Notably, in this study, the enhanced detection rate of the ChLIA required a revision in the analysis of the data comprising patients with recurring PLA2R1-ab positivity after immunological remission. In 14 cases, all available samples were found positive by ChLIA and, therefore, would have been falsely classified as “remission” of PLA2R1-ab in routine ELISA testing. In some of these patients, however, proteinuria developed concordantly to PLA2R1-ab, meaning that a remission of proteinuria occurred, followed by a relapse, showing that the PLA2R1-ab level was clinically important. We also analyzed patients who showed discordant findings of PLA2R1-ab and proteinuria. These patients had persistent or relapse of proteinuria, although PLA2R1-ab levels were negative in ELISA. In these cases, proteinuria might result from glomerular damage either by PLA2R1-ab entrapped in the glomeruli or due to another disease (i.e., diabetic nephropathy), both of which are not addressable by immunosuppressive therapy. On the other hand, low levels of circulating PLA2R1-ab, which might remain undetected by ELISA, also could be causative of proteinuria, and require a more aggressive immunosuppressive treatment. We identified PLA2R1-ab in more than 50% of patients in cohort A2, who were characterized as PLA2R1-ab negative by ELISA but had persisting or relapsing proteinuria. Moreover, 4 of the 5 patients in cohort A1, who did not go into remission of proteinuria but showed a remission of PLA2R1-ab in ELISA, showed constant PLA2R1-ab positivity in ChLIA. The possible clinical benefits of the transfer of these findings into routine application need to be addressed prospectively in future studies. The routine application of new PLA2R1-ab measurement techniques such as the ChLIA described in this article, or addressable laser bead immunoassay, should be confirmed in future studies.
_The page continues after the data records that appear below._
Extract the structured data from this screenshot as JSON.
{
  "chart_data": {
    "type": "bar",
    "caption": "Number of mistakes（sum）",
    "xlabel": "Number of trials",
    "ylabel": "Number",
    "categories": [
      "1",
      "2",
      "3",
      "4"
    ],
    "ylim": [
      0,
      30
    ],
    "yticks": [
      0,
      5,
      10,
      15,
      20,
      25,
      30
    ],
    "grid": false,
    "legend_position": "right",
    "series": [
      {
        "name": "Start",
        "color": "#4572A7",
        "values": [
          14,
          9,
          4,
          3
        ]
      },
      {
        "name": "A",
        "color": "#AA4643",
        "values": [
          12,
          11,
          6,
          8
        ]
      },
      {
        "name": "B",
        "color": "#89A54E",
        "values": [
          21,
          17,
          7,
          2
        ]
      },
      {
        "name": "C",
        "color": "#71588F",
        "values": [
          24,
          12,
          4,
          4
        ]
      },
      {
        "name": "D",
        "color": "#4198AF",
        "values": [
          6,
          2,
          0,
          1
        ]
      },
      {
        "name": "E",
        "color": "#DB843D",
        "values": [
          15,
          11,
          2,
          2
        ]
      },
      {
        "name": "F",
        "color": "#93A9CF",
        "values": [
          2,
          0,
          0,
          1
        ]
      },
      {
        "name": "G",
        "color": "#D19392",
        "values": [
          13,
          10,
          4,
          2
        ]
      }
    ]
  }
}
In summary, the diagnostic performance of the ChLIA is comparable to that of the RC-IFA, but exceeds that of the ELISA. A further advantage of the ChLIA is the possibility of random-access full automation and fine-graduated quantification. Promising to overcome the previously reported sensitivity gap between the established ELISA and RC-IFA, the ChLIA is advantageous in routine application, especially in patient monitoring.

Disclosure

EUROIMMUN Medizinische Labordiagnostika AG is the exclusive licensee of patents pertaining to the detection of autoantibodies to PLA2R1. AK and CD are employees of EUROIMMUN, a company that develops and manufactures immunoassays for the detection of disease-associated antibodies. WS is a board member of EUROIMMUN. All the other authors declared no competing interests. Company staff were involved in data analysis and writing of the manuscript. However, the contributions of EUROIMMUN employees were based exclusively on scientific grounds and transparent to and reviewable by all coauthors. The corresponding author had full access to all study data and had final responsibility for the decision to submit for publication.

The results presented in this paper have not been published previously in whole or part, except in abstract form.